Bringing actionable awareness to the fight

  • Published
  • By Dave Smith
  • 21st Space Wing Public Affairs
SOCCORRO, N.M. – Various satellites, abandoned test objects and debris make up thousands of objects floating through space. With that kind of activity overhead, it is reassuring to know someone is keeping an eye on all of that activity.

Detachment 1, 20th Space Control Squadron, 21st Operations Group, located near Socorro, New Mexico, was the first operational location in the Ground-based Electro-Optical Deep Space Surveillance System. It is a geographically separated unit of the 21st Space Wing, Peterson Air Force Base, Colorado.

Along with two other GEODSS sites in in Maui, Hawaii, and Diego Garcia in the Indian Ocean, and a phased-array radar at Eglin AFB, Florida, much of near space is monitored in a given 24-hour period.

The Det. 1 team monitors space by finding, fixing, and tracking approximately 2,000 man-made objects in deep space and conducting approximately 60 space object/target identifications every month. The site brings actionable space situational awareness to the fight.

“What that means,” said Capt. Erin Salinas, Detachment 1 commander, “Is that our data is used by decision-makers to identify threats both natural and man-made, predict or detect threatening actions, find lost objects, maintain element set data, and help leaders take protective actions.”

Recently, Salinas said, the detachment partnered with 18th SPCS, out of Vandenberg AFB, California, to help locate objects associated with VELA 7 & 8 satellites, which were used to monitor the 1963 Partial Test Ban Treaty with the Soviet Union. The GEODSS discovered four objects associated with VELA. The objects were lost for 48 years and one was never cataloged.

“The mission system tagged the objects as uncorrelated targets,” said Salinas. “The 18th SPCS analysts were able to develop an element set using observations from 20th SPCS detachments 1 and 3.”

Having the telescope located in a distant, desert location is beneficial for viewing space with a high-tech telescopic system. For Salinas and the dozen contractors working with her, it has some benefit too. Being part of a GSU develops a close working environment.

“Since we are so small, we have a chance to get well acquainted with everyone else on-site,” Salinas said. “It never feels like we are on our own since we are constantly in communication with 20th SPCS and the other detachments.”

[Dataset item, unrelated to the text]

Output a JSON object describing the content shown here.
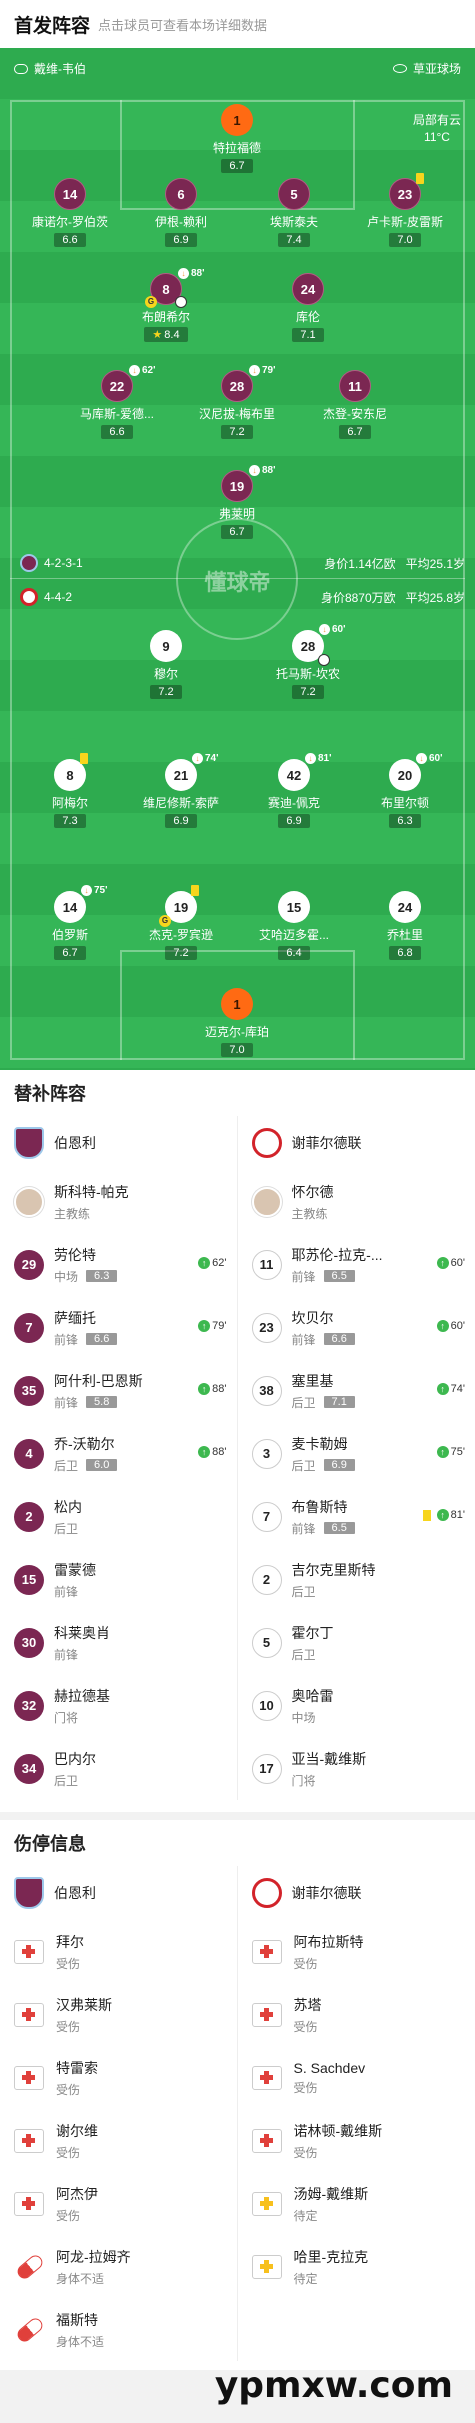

The distance doesn’t prevent the Det. 1 crew from feeling like part of the bigger team. Salinas is in daily communication with squadron staff and attends staff meetings and mentoring sessions through teleconferencing.

“Even though we’re a GSU, we still feel very much part of a close-knit team,” she said.

Det. 1 is located on the White Sands Missile Range about 15 miles away from the Trinity Site where the first atomic bomb was tested July 16, 1945. The Trinity Site itself is a national historic landmark, but White Sands is still an active non-nuclear test range. The detachment is located across a parking lot from Massachusetts Institute of Technology Lincoln Labs where the original atomic bomb technology was developed.

Det. 1 and the other 20th SPCS GEODSS units may be remotely located, yet provide more than half the gathered data from deep space targets and more than 30 percent on near-earth targets.

“We can’t all see the same sky, but we all do the same mission. We work together on innovations, projects, and even object hand-offs,” said Salinas. “Combined with the three other 20th SPCS locations, we are the premiere space surveillance squadron. No other squadron comes close.”